Cooperation drives survival, and even success, in rough seas.
The clever clownfish has the right idea-pick trustworthy and powerful colleagues. In one of the most amazing symbiotic relationships on the planet, the endearing clown of the reef uses its specialized skills to bargain with the normally fish-devouring sea anemone. The clownfish cleans the anemone, keeping it free of parasites and debris; meanwhile, the anemone's poisonous tentacles provide its groom with shelter and protection. The result of this unusual teamwork? Significantly improved standings for both creatures in a cutthroat, survival-of-the-fittest world.
Cooperation among professionals with differing specialties often yields the same results for advisory firms. Data from the 2003 FPA Compensation & Staffing Study, compiled and analyzed by Moss Adams LLP and sponsored by SEI Investments, reveals a clear picture of those who are truly navigating the rough market and those who are floundering to keep afloat. Moss Adams has found that ensemble firms, wherein multiple professionals collaborate to provide services, consistently outperform solos, or single professionals working in isolation. Additionally, the data unmistakably indicates that the greater the degree of specialization, the better the firm's performance. A sure measure of this success is the level of pretax income per owner. High-profit ensemble owners (the top quartile of ensembles, as measured by owner income) make, on the median, 33%, or $80,700, more than high-profit solos (the top quartile of solos). Cooperation increases the size of the pie at a faster rate than the increasing size of the partnership and staff.
However, simply working together does not offer a complete picture of the source of this success. Just as the clownfish collaborates with an organism from a separate branch of the animal kingdom, rather than schooling with other clownfish, so advisors also optimize their chances of success when teamed with professionals of distinct talents rather than flocking with colleagues of like plumage. When asked to describe their service model, half of the survey participants said they were multi-service generalists, or professionals who individually provide an array of services including planning, investment, estate, tax, risk management, etc., to their clients. Only about one-tenth of respondents indicated that they were wealth managers, or firms with at least three professionals representing different specialties and serving clients as a team. Although nearly half of the generalists worked for an ensemble firm, they did not seem to be deriving the expected benefits thereof. The "safety in numbers" technique, where those with similar skills school together, is not as compelling or effective for advisors as the multi-skill collaboration template. The disparity in owner income between the two is dramatic. Wealth management firm owners are, on median, earning more than twice what their generalist counterparts do-a difference of almost $136,000 in 2002.

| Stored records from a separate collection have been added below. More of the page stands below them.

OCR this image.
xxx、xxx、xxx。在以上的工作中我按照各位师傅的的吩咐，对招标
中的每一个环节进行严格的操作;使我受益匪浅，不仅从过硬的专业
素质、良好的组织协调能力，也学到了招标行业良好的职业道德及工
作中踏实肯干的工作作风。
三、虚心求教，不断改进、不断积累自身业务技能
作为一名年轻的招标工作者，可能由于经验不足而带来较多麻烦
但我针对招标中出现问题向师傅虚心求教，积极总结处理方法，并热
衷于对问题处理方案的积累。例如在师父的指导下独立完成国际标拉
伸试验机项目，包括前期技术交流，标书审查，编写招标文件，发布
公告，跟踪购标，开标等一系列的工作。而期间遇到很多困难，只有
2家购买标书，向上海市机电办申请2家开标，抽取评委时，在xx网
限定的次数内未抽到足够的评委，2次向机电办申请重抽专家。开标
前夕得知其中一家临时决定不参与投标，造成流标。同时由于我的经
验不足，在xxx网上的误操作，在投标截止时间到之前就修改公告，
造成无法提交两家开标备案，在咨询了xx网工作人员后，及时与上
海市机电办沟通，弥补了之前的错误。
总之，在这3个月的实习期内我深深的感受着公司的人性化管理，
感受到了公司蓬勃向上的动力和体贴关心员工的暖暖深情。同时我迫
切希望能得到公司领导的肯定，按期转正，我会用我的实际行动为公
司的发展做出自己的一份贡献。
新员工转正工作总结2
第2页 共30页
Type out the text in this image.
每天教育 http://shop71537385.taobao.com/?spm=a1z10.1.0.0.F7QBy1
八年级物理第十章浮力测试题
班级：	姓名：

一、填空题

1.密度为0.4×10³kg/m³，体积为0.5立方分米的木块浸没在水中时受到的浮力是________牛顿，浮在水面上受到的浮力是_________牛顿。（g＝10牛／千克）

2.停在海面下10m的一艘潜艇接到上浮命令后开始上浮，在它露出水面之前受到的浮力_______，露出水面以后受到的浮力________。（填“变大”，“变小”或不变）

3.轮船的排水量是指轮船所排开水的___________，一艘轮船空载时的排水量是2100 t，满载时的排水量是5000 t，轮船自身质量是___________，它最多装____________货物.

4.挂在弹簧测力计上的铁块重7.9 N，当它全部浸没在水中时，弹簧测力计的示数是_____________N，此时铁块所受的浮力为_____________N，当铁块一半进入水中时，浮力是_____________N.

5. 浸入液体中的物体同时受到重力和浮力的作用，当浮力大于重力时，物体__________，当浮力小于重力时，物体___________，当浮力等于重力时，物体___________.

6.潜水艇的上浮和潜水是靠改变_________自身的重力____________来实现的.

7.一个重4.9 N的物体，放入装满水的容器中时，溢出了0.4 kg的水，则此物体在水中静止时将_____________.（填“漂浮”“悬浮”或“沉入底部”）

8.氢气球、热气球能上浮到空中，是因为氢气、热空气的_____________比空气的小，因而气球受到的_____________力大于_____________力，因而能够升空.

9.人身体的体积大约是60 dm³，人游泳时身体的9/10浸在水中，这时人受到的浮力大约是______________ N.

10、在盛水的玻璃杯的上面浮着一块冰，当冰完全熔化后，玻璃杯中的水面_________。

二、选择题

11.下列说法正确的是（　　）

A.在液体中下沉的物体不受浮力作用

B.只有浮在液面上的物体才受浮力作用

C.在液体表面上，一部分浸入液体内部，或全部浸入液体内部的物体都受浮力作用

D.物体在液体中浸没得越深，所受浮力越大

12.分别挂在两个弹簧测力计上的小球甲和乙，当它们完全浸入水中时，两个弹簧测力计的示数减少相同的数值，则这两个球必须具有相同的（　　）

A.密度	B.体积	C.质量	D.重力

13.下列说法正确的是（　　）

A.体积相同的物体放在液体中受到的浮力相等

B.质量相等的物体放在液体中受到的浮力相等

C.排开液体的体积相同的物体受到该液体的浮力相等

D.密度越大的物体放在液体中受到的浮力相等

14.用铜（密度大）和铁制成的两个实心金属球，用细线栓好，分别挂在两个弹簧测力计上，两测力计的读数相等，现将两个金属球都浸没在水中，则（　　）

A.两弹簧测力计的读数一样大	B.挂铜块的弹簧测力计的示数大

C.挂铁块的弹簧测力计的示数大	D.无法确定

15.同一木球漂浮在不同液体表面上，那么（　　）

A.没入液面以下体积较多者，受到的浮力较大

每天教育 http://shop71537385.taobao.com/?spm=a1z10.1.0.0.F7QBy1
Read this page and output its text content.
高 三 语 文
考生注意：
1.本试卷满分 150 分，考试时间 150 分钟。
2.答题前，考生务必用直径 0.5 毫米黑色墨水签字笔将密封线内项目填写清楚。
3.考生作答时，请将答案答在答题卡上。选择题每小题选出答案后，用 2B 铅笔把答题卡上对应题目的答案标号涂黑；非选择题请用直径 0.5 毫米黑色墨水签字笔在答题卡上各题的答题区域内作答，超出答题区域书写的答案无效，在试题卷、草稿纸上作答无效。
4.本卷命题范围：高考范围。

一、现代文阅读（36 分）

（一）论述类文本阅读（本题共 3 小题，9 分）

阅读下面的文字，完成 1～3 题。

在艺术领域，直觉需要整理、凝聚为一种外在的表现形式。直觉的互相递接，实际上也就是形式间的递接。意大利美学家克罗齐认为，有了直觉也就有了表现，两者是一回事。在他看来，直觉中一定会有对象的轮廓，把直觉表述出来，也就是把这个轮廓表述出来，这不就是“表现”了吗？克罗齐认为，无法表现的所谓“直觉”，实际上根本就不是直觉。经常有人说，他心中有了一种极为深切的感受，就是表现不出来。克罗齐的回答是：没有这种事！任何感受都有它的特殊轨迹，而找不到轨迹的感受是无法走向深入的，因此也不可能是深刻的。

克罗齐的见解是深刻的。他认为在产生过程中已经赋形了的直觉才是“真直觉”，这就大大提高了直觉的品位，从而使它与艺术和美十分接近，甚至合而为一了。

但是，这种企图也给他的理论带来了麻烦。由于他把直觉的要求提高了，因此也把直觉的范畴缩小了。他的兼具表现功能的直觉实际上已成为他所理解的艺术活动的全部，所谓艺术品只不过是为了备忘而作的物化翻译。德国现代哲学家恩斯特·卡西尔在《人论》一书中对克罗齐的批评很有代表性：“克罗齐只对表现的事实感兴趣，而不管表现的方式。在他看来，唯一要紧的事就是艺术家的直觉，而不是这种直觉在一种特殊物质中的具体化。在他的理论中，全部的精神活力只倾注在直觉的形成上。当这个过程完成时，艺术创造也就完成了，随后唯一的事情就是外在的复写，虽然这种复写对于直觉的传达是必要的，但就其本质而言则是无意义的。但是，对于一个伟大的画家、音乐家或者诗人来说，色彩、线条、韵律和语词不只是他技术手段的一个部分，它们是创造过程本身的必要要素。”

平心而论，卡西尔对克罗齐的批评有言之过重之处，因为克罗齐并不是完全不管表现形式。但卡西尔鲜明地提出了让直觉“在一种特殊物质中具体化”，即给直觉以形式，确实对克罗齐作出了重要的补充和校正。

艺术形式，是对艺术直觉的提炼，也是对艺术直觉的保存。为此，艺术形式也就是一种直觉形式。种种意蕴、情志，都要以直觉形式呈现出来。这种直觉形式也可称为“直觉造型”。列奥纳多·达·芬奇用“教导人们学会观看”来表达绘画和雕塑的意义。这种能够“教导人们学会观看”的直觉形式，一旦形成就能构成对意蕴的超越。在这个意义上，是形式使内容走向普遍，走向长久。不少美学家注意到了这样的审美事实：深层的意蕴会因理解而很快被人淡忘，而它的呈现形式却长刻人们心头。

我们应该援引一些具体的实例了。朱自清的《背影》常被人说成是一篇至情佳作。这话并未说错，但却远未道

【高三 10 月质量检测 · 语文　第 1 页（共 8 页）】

A profile of the specific characteristics for success emerges after delving deeper into the financial performance of these firms. Key aspects of top firms include:
Fewer (per professional), broader and closer client relationships
Leveragable staffing structure
Large clients ($750,000 minimum)
Higher revenues and higher profits as a result
Ensemble firm professionals in general, and wealth management professionals in particular, are able to focus their energies on a much smaller body of clients. This leaves time for more personal attention to clients and the opportunity to offer services more individualized to each client's needs. The smaller number of relationships per professional does not translate into reduced revenue potential, however. It is likely that at least two, and as many as all, professionals at a wealth management firm will have a relationship with each client-meaning that each client is generating at least two times higher fees than at a firm with more numerous but shallower relationships. In fact, ensemble and wealth management firms consistently show higher revenues per client and much higher revenues overall.